Supporting clinical research with an intensive-care database
Crowdsourcing clinical data from some 40,000 patients could vastly improve research and critical-care decisions
Image courtesy of the MIT Laboratory for Computational Physiology
Thousands of medications and interventions are in regular use in the ICU, with an uncountable number of interactions among them. Further, patient demographics and genetics play a role in what treatments are optimal. Patients have their vital signs and serum blood values monitored frequently, sometimes continuously, and as a result the ICU environment is undeniably complex. The role of the care provider is to synthesize this deluge of data into a useful treatment course, and it is not an easy one.
Paucity of well-curated clinical data is often cited as a key challenge in conducting research. There is a need for a new approach to knowledge generation; one which is efficient and can progress much faster than research has in the past.
Researchers at the MIT Laboratory for Computational Physiology have taken an alternative approach to clinical research by freely releasing ICU data to researchers globally, with a goal of crowdsourcing the knowledge generation process. Thanks to this work, researchers are able to test hypotheses using real data acquired from patients admitted to the Beth Israel Deaconess Medical Center in Boston, Massachusetts.

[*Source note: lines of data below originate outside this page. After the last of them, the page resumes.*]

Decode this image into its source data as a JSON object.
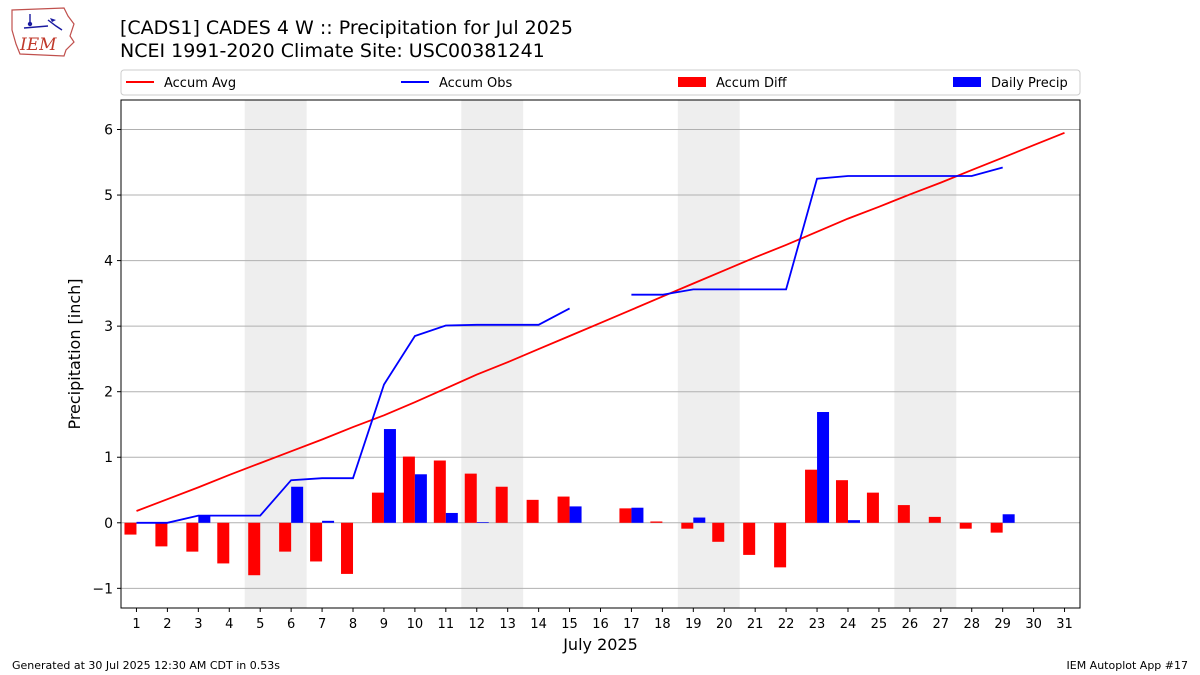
{
  "header": {
    "title_line1": "[CADS1] CADES 4 W :: Precipitation for Jul 2025",
    "title_line2": "NCEI 1991-2020 Climate Site: USC00381241"
  },
  "logo": {
    "text": "IEM",
    "icon": "iem-iowa-map-logo"
  },
  "footer": {
    "generated": "Generated at 30 Jul 2025 12:30 AM CDT in 0.53s",
    "app": "IEM Autoplot App #17"
  },
  "colors": {
    "avg": "#ff0000",
    "obs": "#0000ff",
    "diff": "#ff0000",
    "daily": "#0000ff",
    "weekend": "#eeeeee",
    "grid": "#b0b0b0"
  },
  "chart_data": {
    "type": "bar",
    "xlabel": "July 2025",
    "ylabel": "Precipitation [inch]",
    "xlim": [
      0.5,
      31.5
    ],
    "ylim": [
      -1.3,
      6.45
    ],
    "yticks": [
      -1,
      0,
      1,
      2,
      3,
      4,
      5,
      6
    ],
    "legend_position": "top",
    "grid": "horizontal",
    "weekend_shading": [
      [
        4.5,
        6.5
      ],
      [
        11.5,
        13.5
      ],
      [
        18.5,
        20.5
      ],
      [
        25.5,
        27.5
      ]
    ],
    "days": [
      1,
      2,
      3,
      4,
      5,
      6,
      7,
      8,
      9,
      10,
      11,
      12,
      13,
      14,
      15,
      16,
      17,
      18,
      19,
      20,
      21,
      22,
      23,
      24,
      25,
      26,
      27,
      28,
      29,
      30,
      31
    ],
    "series": [
      {
        "name": "Accum Avg",
        "kind": "line",
        "values": [
          0.18,
          0.36,
          0.54,
          0.73,
          0.91,
          1.09,
          1.27,
          1.46,
          1.64,
          1.84,
          2.05,
          2.26,
          2.45,
          2.65,
          2.85,
          3.05,
          3.25,
          3.45,
          3.65,
          3.85,
          4.05,
          4.24,
          4.44,
          4.64,
          4.82,
          5.01,
          5.19,
          5.38,
          5.57,
          5.76,
          5.95
        ]
      },
      {
        "name": "Accum Obs",
        "kind": "line",
        "values": [
          0.0,
          0.0,
          0.11,
          0.11,
          0.11,
          0.65,
          0.68,
          0.68,
          2.11,
          2.85,
          3.01,
          3.02,
          3.02,
          3.02,
          3.27,
          null,
          3.48,
          3.48,
          3.56,
          3.56,
          3.56,
          3.56,
          5.25,
          5.29,
          5.29,
          5.29,
          5.29,
          5.29,
          5.42,
          null,
          null
        ]
      },
      {
        "name": "Accum Diff",
        "kind": "bar",
        "values": [
          -0.18,
          -0.36,
          -0.44,
          -0.62,
          -0.8,
          -0.44,
          -0.59,
          -0.78,
          0.46,
          1.01,
          0.95,
          0.75,
          0.55,
          0.35,
          0.4,
          null,
          0.22,
          0.02,
          -0.09,
          -0.29,
          -0.49,
          -0.68,
          0.81,
          0.65,
          0.46,
          0.27,
          0.09,
          -0.09,
          -0.15,
          null,
          null
        ]
      },
      {
        "name": "Daily Precip",
        "kind": "bar",
        "values": [
          0.0,
          0.0,
          0.11,
          0.0,
          0.0,
          0.55,
          0.03,
          0.0,
          1.43,
          0.74,
          0.15,
          0.01,
          0.0,
          0.0,
          0.25,
          null,
          0.23,
          0.0,
          0.08,
          0.0,
          0.0,
          0.0,
          1.69,
          0.04,
          0.0,
          0.0,
          0.0,
          0.0,
          0.13,
          null,
          null
        ]
      }
    ]
  }
}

“One of the biggest challenges in health care research is accessing the data,” says Alistair Johnson, a postdoc at MIT’s Institute for Medical Science and Engineering. “You need ethics approval, assistance from the hospital IT department, technical knowledge, and clinical knowledge. We’ve taken care of all that.”
The database, Medical Information Mart for Intensive Care (MIMIC), houses data on over 40,000 patients admitted ICUs at the Beth Israel Deaconess Medical Center since 2000. The data was de-identified to conform with the Health Insurance Portability and Accountability Act, and interested researchers must sign a data use agreement, promising not to use the data for any unlawful purpose among other guarantees. The data collected include vital signs, medications, laboratory measurements, observations, and notes charted by care providers, fluid balance, procedure codes, diagnostic codes, imaging reports, hospital length of stay, survival data, and more.

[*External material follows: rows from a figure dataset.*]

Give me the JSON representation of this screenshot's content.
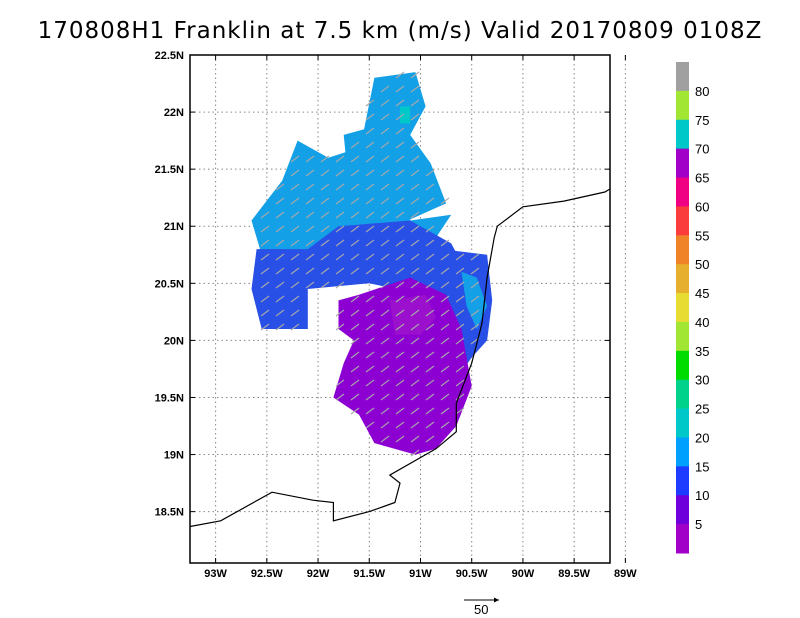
{
  "title": "170808H1 Franklin at 7.5 km (m/s) Valid 20170809 0108Z",
  "map": {
    "lat_ticks": [
      "22.5N",
      "22N",
      "21.5N",
      "21N",
      "20.5N",
      "20N",
      "19.5N",
      "19N",
      "18.5N"
    ],
    "lon_ticks": [
      "93W",
      "92.5W",
      "92W",
      "91.5W",
      "91W",
      "90.5W",
      "90W",
      "89.5W",
      "89W"
    ],
    "lat_range": [
      18.05,
      22.5
    ],
    "lon_range": [
      -93.25,
      -89.15
    ],
    "gridlines": true,
    "coastline_color": "#000000"
  },
  "colorbar": {
    "labels": [
      "5",
      "10",
      "15",
      "20",
      "25",
      "30",
      "35",
      "40",
      "45",
      "50",
      "55",
      "60",
      "65",
      "70",
      "75",
      "80"
    ],
    "colors": [
      "#a000c8",
      "#6e00dc",
      "#1e3cff",
      "#00a0ff",
      "#00c8c8",
      "#00d28c",
      "#00dc00",
      "#a0e632",
      "#e6dc32",
      "#e6af2d",
      "#f08228",
      "#fa3c3c",
      "#f00082",
      "#a000c8",
      "#00c8c8",
      "#a0e632",
      "#a0a0a0"
    ]
  },
  "wind_field": {
    "colors": {
      "low": "#8c00d2",
      "mid": "#2850e6",
      "high": "#14a0e6",
      "highest": "#00c8c8",
      "arrow": "#a8a8a8"
    },
    "arrow_direction": "southwest"
  },
  "reference_vector": {
    "label": "50"
  }
}
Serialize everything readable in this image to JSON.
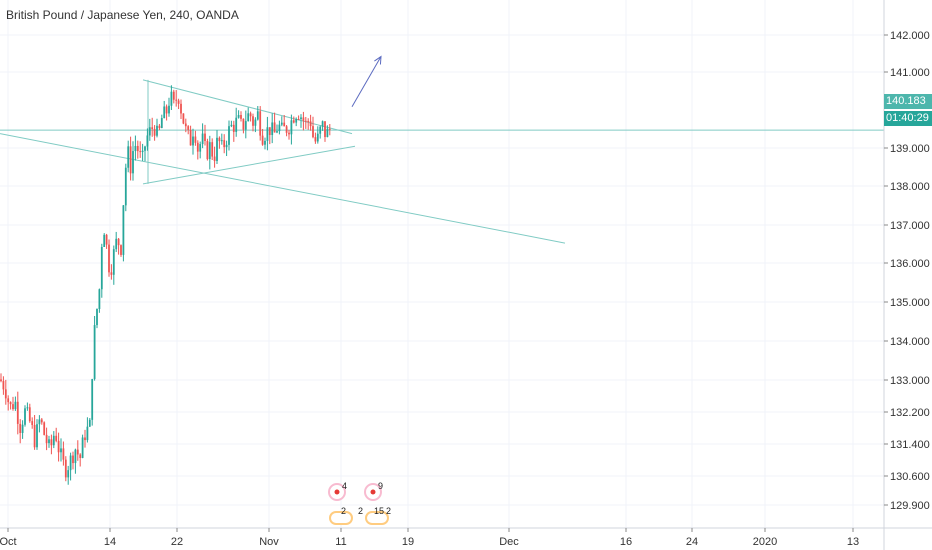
{
  "header": {
    "symbol_title": "British Pound / Japanese Yen, 240, OANDA"
  },
  "price_axis": {
    "ticks": [
      "142.000",
      "141.000",
      "139.000",
      "138.000",
      "137.000",
      "136.000",
      "135.000",
      "134.000",
      "133.000",
      "132.200",
      "131.400",
      "130.600",
      "129.900"
    ],
    "current_price": "140.183",
    "countdown": "01:40:29"
  },
  "time_axis": {
    "ticks": [
      "Oct",
      "14",
      "22",
      "Nov",
      "11",
      "19",
      "Dec",
      "16",
      "24",
      "2020",
      "13"
    ]
  },
  "events": {
    "top": [
      "4",
      "9"
    ],
    "bottom": [
      "2",
      "2",
      "15",
      "2"
    ]
  },
  "colors": {
    "up": "#26a69a",
    "down": "#ef5350",
    "trendline": "#80cbc4",
    "arrow": "#5c6bc0",
    "grid": "#f0f3fa"
  },
  "chart_data": {
    "type": "candlestick",
    "title": "British Pound / Japanese Yen, 240, OANDA",
    "timeframe": "240",
    "source": "OANDA",
    "ylim": [
      129.7,
      142.8
    ],
    "current_price": 140.183,
    "path_points": [
      [
        0,
        133.2
      ],
      [
        5,
        133.0
      ],
      [
        10,
        132.4
      ],
      [
        15,
        132.6
      ],
      [
        20,
        131.9
      ],
      [
        25,
        132.3
      ],
      [
        30,
        132.0
      ],
      [
        35,
        131.5
      ],
      [
        40,
        132.1
      ],
      [
        45,
        131.6
      ],
      [
        50,
        131.2
      ],
      [
        55,
        131.8
      ],
      [
        60,
        131.1
      ],
      [
        65,
        130.7
      ],
      [
        70,
        130.9
      ],
      [
        75,
        131.3
      ],
      [
        80,
        131.0
      ],
      [
        85,
        131.7
      ],
      [
        90,
        131.9
      ],
      [
        93,
        134.0
      ],
      [
        96,
        135.0
      ],
      [
        99,
        135.5
      ],
      [
        103,
        137.7
      ],
      [
        107,
        136.8
      ],
      [
        110,
        136.2
      ],
      [
        113,
        136.6
      ],
      [
        117,
        137.1
      ],
      [
        121,
        136.9
      ],
      [
        125,
        139.0
      ],
      [
        128,
        139.5
      ],
      [
        131,
        139.1
      ],
      [
        134,
        139.8
      ],
      [
        138,
        139.6
      ],
      [
        142,
        139.2
      ],
      [
        146,
        139.9
      ],
      [
        150,
        140.1
      ],
      [
        154,
        140.3
      ],
      [
        158,
        139.9
      ],
      [
        162,
        140.5
      ],
      [
        166,
        140.6
      ],
      [
        170,
        141.1
      ],
      [
        174,
        140.8
      ],
      [
        178,
        141.2
      ],
      [
        182,
        140.6
      ],
      [
        186,
        140.1
      ],
      [
        190,
        139.8
      ],
      [
        194,
        140.3
      ],
      [
        198,
        139.6
      ],
      [
        202,
        139.9
      ],
      [
        206,
        139.5
      ],
      [
        210,
        139.7
      ],
      [
        214,
        139.4
      ],
      [
        218,
        139.9
      ],
      [
        222,
        139.6
      ],
      [
        226,
        139.9
      ],
      [
        230,
        140.2
      ],
      [
        234,
        140.3
      ],
      [
        238,
        140.4
      ],
      [
        242,
        140.2
      ],
      [
        246,
        140.5
      ],
      [
        250,
        140.6
      ],
      [
        254,
        140.3
      ],
      [
        258,
        140.6
      ],
      [
        262,
        140.0
      ],
      [
        266,
        140.1
      ],
      [
        270,
        140.2
      ],
      [
        274,
        140.0
      ],
      [
        278,
        140.3
      ],
      [
        282,
        140.1
      ],
      [
        286,
        140.2
      ],
      [
        290,
        140.3
      ],
      [
        294,
        140.6
      ],
      [
        298,
        140.7
      ],
      [
        302,
        140.5
      ],
      [
        306,
        140.3
      ],
      [
        310,
        140.5
      ],
      [
        314,
        139.8
      ],
      [
        318,
        139.9
      ],
      [
        322,
        140.3
      ],
      [
        326,
        140.0
      ],
      [
        330,
        140.18
      ]
    ],
    "trendlines": [
      {
        "from": [
          0,
          140.05
        ],
        "to": [
          565,
          137.0
        ]
      },
      {
        "from": [
          143,
          141.55
        ],
        "to": [
          352,
          140.05
        ]
      },
      {
        "from": [
          143,
          138.65
        ],
        "to": [
          355,
          139.7
        ]
      },
      {
        "from": [
          0,
          140.15
        ],
        "to": [
          884,
          140.15
        ]
      }
    ],
    "vertical_line": {
      "x": 148,
      "y_range": [
        138.65,
        141.55
      ]
    },
    "projection_arrow": {
      "from": [
        352,
        140.8
      ],
      "to": [
        381,
        142.2
      ]
    }
  }
}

In addition to making the data available, the laboratory has created an open code repository to allow researchers to collaboratively develop and reuse analytical code. Tom Pollard, a co-author on the paper, notes that when data and code are shared together, studies becomes completely reproducible, and says that collaboration is the key to advancing knowledge. “Sharing this code and data helps to advance the work of researchers around the world, from early-career students to highly experienced academics. Our belief is that together we can achieve much more than would be possible in closed groups.”